Y Maciste al oírme volvió su cara hacia mí y me preguntó si estaba desnuda. Le dije que no, que sólo me había quitado la chaqueta.

—¿Te explicaron?… Necesito compañía… No sé si te explicaron.

Le dije que sí, que me habían explicado todo.

—No te preocupes —dije.

Entonces se despojó de su bata y lo vi desnudo por primera vez. Me dijo:

—Ven aquí y apaga la luz.

—No hay ninguna luz encendida —dije.

—¿Puedes ver en la oscuridad?

—Más o menos —dije.

—Qué curioso. ¿Desde siempre?

—No —dije—. Si esto me hubiera pasado de niña, me habría vuelto loca. Desde hace poco. Desde el accidente en que murieron mis padres.

—¿Un accidente de coche?

—Sí. No me gusta hablar de ello. Mis padres murieron.

—Lo siento mucho —dijo Maciste.

Nos quedamos en silencio, cada uno sentado en su respectiva silla. Al cabo de un rato me preguntó si quería beber algo.

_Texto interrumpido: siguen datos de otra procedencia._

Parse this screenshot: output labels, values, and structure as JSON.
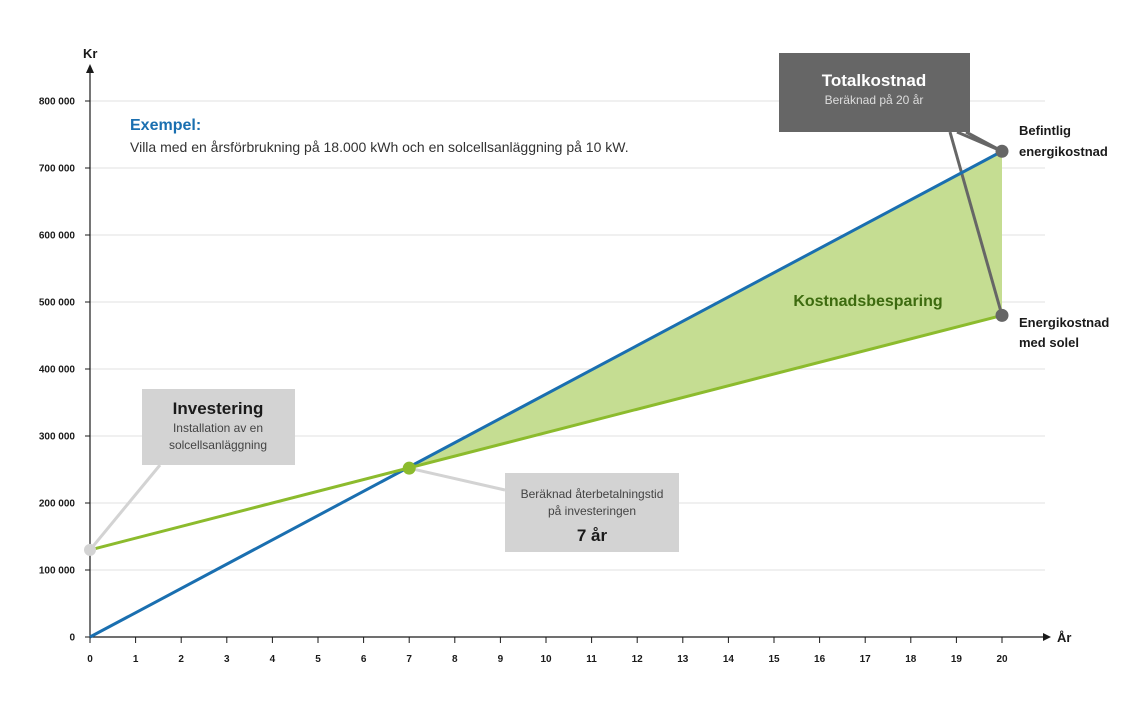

Le dije que sí.

Maciste salió del gimnasio caminando como lo hacía cualquier persona. Durante unos segundos me pregunté si no me había equivocado en mi anterior apreciación, aunque es bien sabido que los ciegos en un espacio conocido se mueven sin ninguna dificultad.

Cuando volvió traía una botella de Coca-Cola de litro y medio y dos botellines en miniatura de whisky, como esos que, según dicen, dan en los aviones o uno encuentra en los minibares de los hoteles. Pensé que se le había olvidado traer los vasos y esperé. Cuando lo vi beber directamente de la botella, hice lo mismo.

—¿Conducías tú el coche cuando murieron tus padres?

Me molestó que me hiciera esa pregunta. Le dije que no sabía conducir y que cuando murieron mis padres yo me hallaba en Roma, en casa, con mi hermano.

—Curioso —dijo Maciste—. ¿Y a partir de entonces puedes ver en la oscuridad?

—Pues sí, a partir de entonces, o del segundo día o del tercero.

—Es decir, es algo nervioso —dijo Maciste.

—No sé si será nervioso o sobrenatural, ni me importa —dije yo.

Después, mientras caminaba hacia su silla, noté que un rayo de luna, gordo como una ola, entraba en el gimnasio. Maciste me desnudó. Me palpó la cara y la cintura y las piernas. Después se levantó y fue a buscar los frascos con las cremas corporales y el linimento.